Output has declined for the commercial sector, which,as of 2014, was running below the level seen in 2010.
However, there is increased optimism for the office market and speculative developments will contribute to a rise in the sector’s output over 2016 and 2017.
Wales was the only region of the UK where output contracted in 2014, with a fall of 10 per cent. The country has struggled more than any other area of the UK to recover from the consequences of the recession.
Accordingly, Wales is set to be one of only two regions, along with the North-east, to experience a dip in output in 2015, with forecasts indicating a 1 per cent contraction.
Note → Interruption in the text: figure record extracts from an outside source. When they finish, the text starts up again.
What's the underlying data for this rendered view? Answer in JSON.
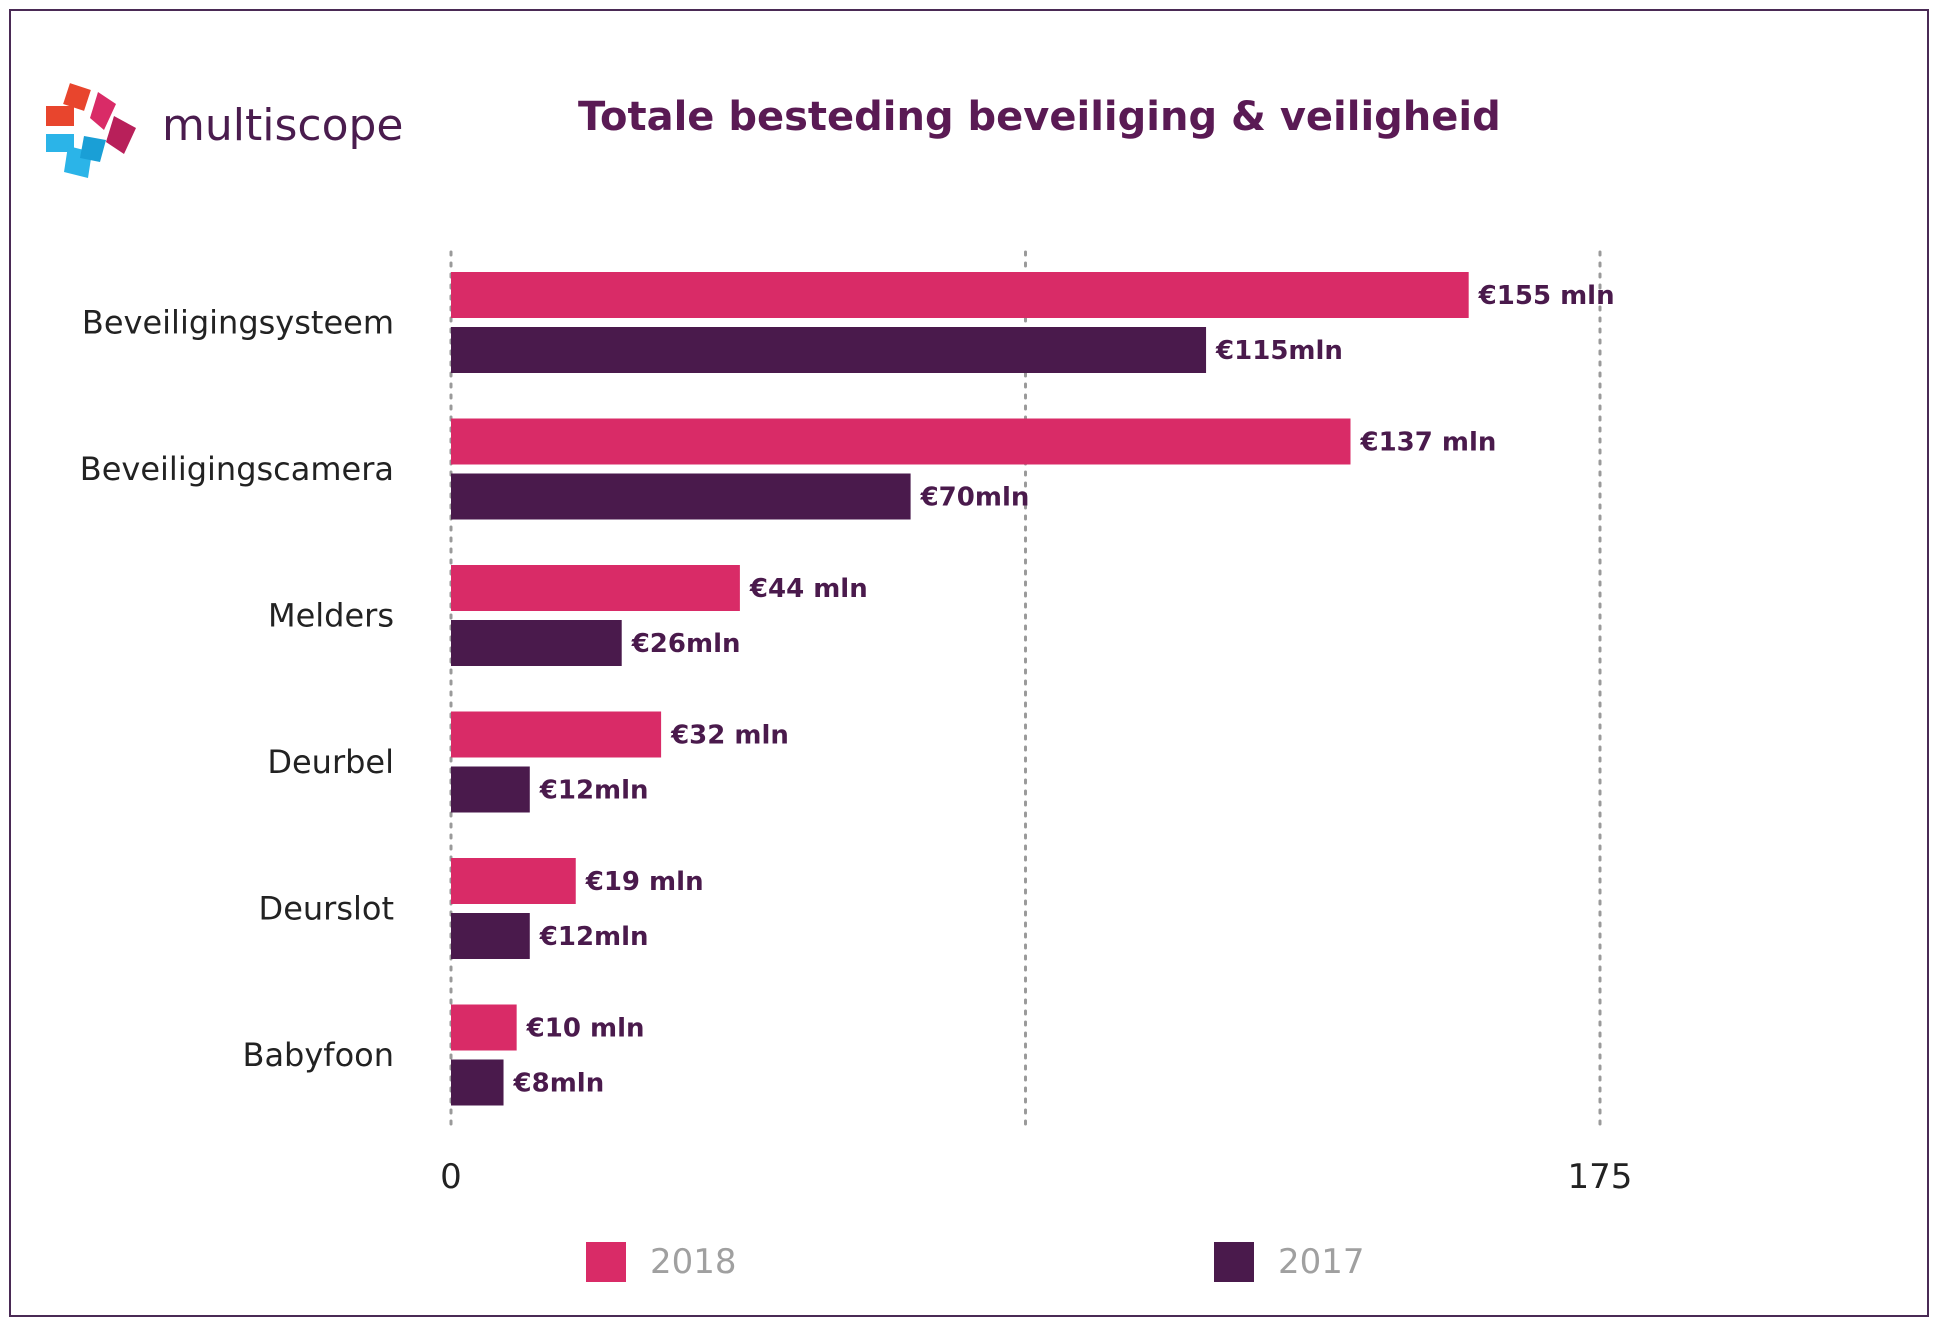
{
  "brand": {
    "name": "multiscope"
  },
  "chart_data": {
    "type": "bar",
    "orientation": "horizontal",
    "title": "Totale besteding beveiliging & veiligheid",
    "categories": [
      "Beveiligingsysteem",
      "Beveiligingscamera",
      "Melders",
      "Deurbel",
      "Deurslot",
      "Babyfoon"
    ],
    "series": [
      {
        "name": "2018",
        "color": "#d92b67",
        "values": [
          155,
          137,
          44,
          32,
          19,
          10
        ],
        "labels": [
          "€155 mln",
          "€137 mln",
          "€44 mln",
          "€32 mln",
          "€19 mln",
          "€10 mln"
        ]
      },
      {
        "name": "2017",
        "color": "#4a1a4c",
        "values": [
          115,
          70,
          26,
          12,
          12,
          8
        ],
        "labels": [
          "€115mln",
          "€70mln",
          "€26mln",
          "€12mln",
          "€12mln",
          "€8mln"
        ]
      }
    ],
    "xlim": [
      0,
      175
    ],
    "ticks": [
      {
        "value": 0,
        "label": "0"
      },
      {
        "value": 87.5,
        "label": ""
      },
      {
        "value": 175,
        "label": "175"
      }
    ],
    "grid": true,
    "legend_position": "bottom"
  }
}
However, the outlook beyond this year is significantly brighter. Growth is expected to hit 4 per cent in 2016 followed by 3 per cent in 2017 - the highest of any part of the UK and one of only five regions expected to grow that year. By the end of 2017, output is forecast to be marginally ahead of 2014 levels.
“Wales is set to be one of only two regions to experience a dip in output in 2015”
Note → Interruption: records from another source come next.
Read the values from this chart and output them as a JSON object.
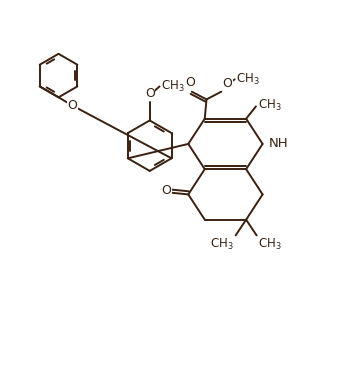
{
  "bg_color": "#ffffff",
  "line_color": "#3a2010",
  "line_width": 1.4,
  "fig_width": 3.52,
  "fig_height": 3.65,
  "dpi": 100,
  "xlim": [
    0,
    10
  ],
  "ylim": [
    0,
    10
  ],
  "font_size": 9.0
}
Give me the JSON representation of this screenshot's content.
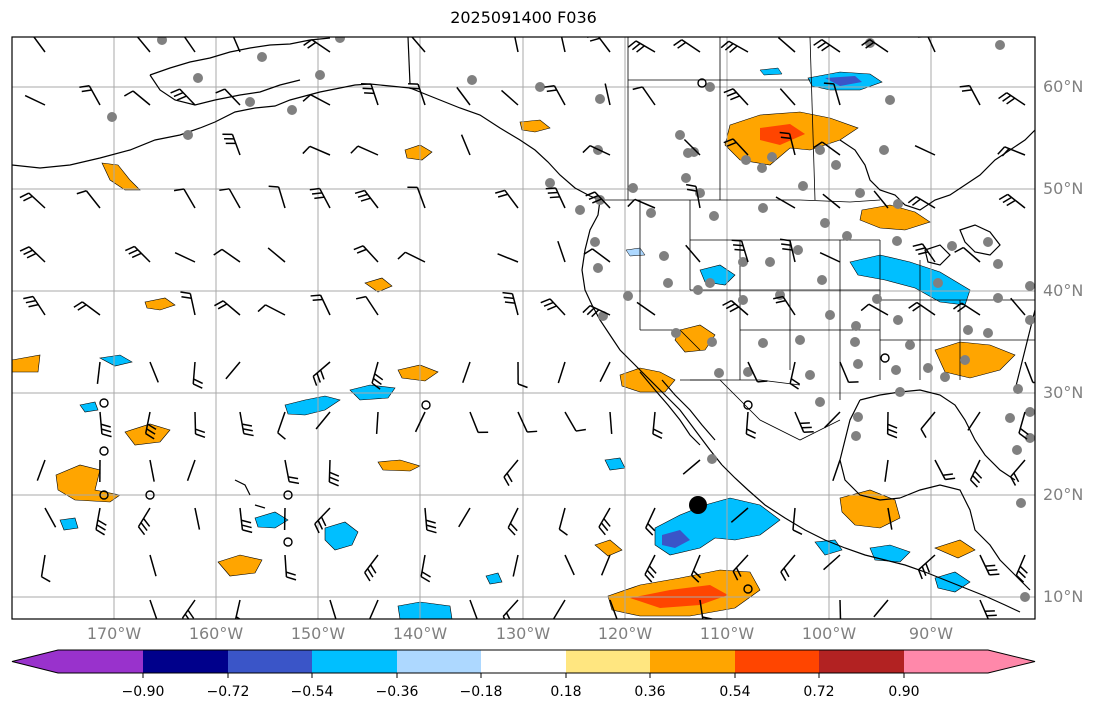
{
  "title": "2025091400 F036",
  "longitude_labels": [
    "170°W",
    "160°W",
    "150°W",
    "140°W",
    "130°W",
    "120°W",
    "110°W",
    "100°W",
    "90°W"
  ],
  "latitude_labels": [
    "60°N",
    "50°N",
    "40°N",
    "30°N",
    "20°N",
    "10°N"
  ],
  "colorbar": {
    "tick_labels": [
      "−0.90",
      "−0.72",
      "−0.54",
      "−0.36",
      "−0.18",
      "0.18",
      "0.36",
      "0.54",
      "0.72",
      "0.90"
    ],
    "colors": [
      "#9932cc",
      "#00008b",
      "#3a55c8",
      "#00bfff",
      "#add8ff",
      "#ffffff",
      "#ffe680",
      "#ffa500",
      "#ff4500",
      "#b22222",
      "#ff88aa"
    ]
  },
  "legend_colors": {
    "gridline": "#a9a9a9",
    "coastline": "#000000",
    "station_dot": "#808080",
    "wind_barb": "#000000"
  }
}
The relative weakness of the Welsh market relates in part to sluggish growth in the private housing market - a sector that has underpinned the improvements seen in the majority of other regions.
Falling affordability and the knock-on effects of lending restrictions will stymie any significant growth in the short term.
In the commercial market, stronger speculative office development should help boost output in 2016 and 2017.
Meanwhile, a growing pipeline of highways work is expected to encourage modest infrastructure growth during the period.
Growth slipped to just 1 per cent in the West Midlands in 2014, but a strong pipeline of orders will lead to a rise in output during 2015 and beyond.
The region is forecast to record growth of 13 per cent for 2015 as a whole - the highest rate of any
area of the UK.
This impressive performance is being driven by strong showings in the private housing, commercial and infrastructure sectors.
“Help to Buy supports nearly 40 per cent of private housebuilding in the region”
Once again, much of the growth in output has been underpinned by the private housing sector, which has accounted for nearly 80 per cent of all growth in the West Midlands over the past two years.
Help to Buy supports nearly 40 per cent of private housebuilding in the region, but reduced affordability will contribute to a slowdown in the sector and a contraction in growth as a result.
Other markets will help offset some of this decline, with industrial activity in the West Midlands expected to perform strongly over the medium term. This will be driven by large-scale investment from the automotive industry - most notably Jaguar Land Rover.
Commercial building work is also expected to increase significantly in the next 24 months, underpinned by rising demand for office development in Birmingham.
Yorkshire & the Humber
In recent years Yorkshire & the Humber’s construction output has been driven by strong increases in housing and commercial workloads.
The final figures for this year, however, are expected to show a slowdown in the pace of overall growth across the region.
Growth in total output during 2015 is forecast to hit 2 per cent, down sharply on the 13 per cent seen in 2014.
“The final figures for this year are expected to show a slowing in the pace of overall growth”
By the end of 2017, the value of output is expected to stand at £6.13bn - 5 per cent lower than the level seen in 2014. Private housing is predicted to record growth of 13 per cent for 2015 as a whole, followed by a slight decline during the subsequent two years.
Help to Buy has underpinned a doubling in housing output across Yorkshire and the Humber since 2012; the scheme now accounts for nearly 30 per cent of private housebuilding in the region.
The widely predicted slowdown in Help to Buy will inevitably have a significant impact on overall figures for Yorkshire & the Humber, where private housing output has accounted for 65 per cent of the region’s growth since 2012.
In contrast, office and retail development is strong and is expected to remain so in the medium term, driven by schemes including Hammerson’s Victoria Gate development in Leeds.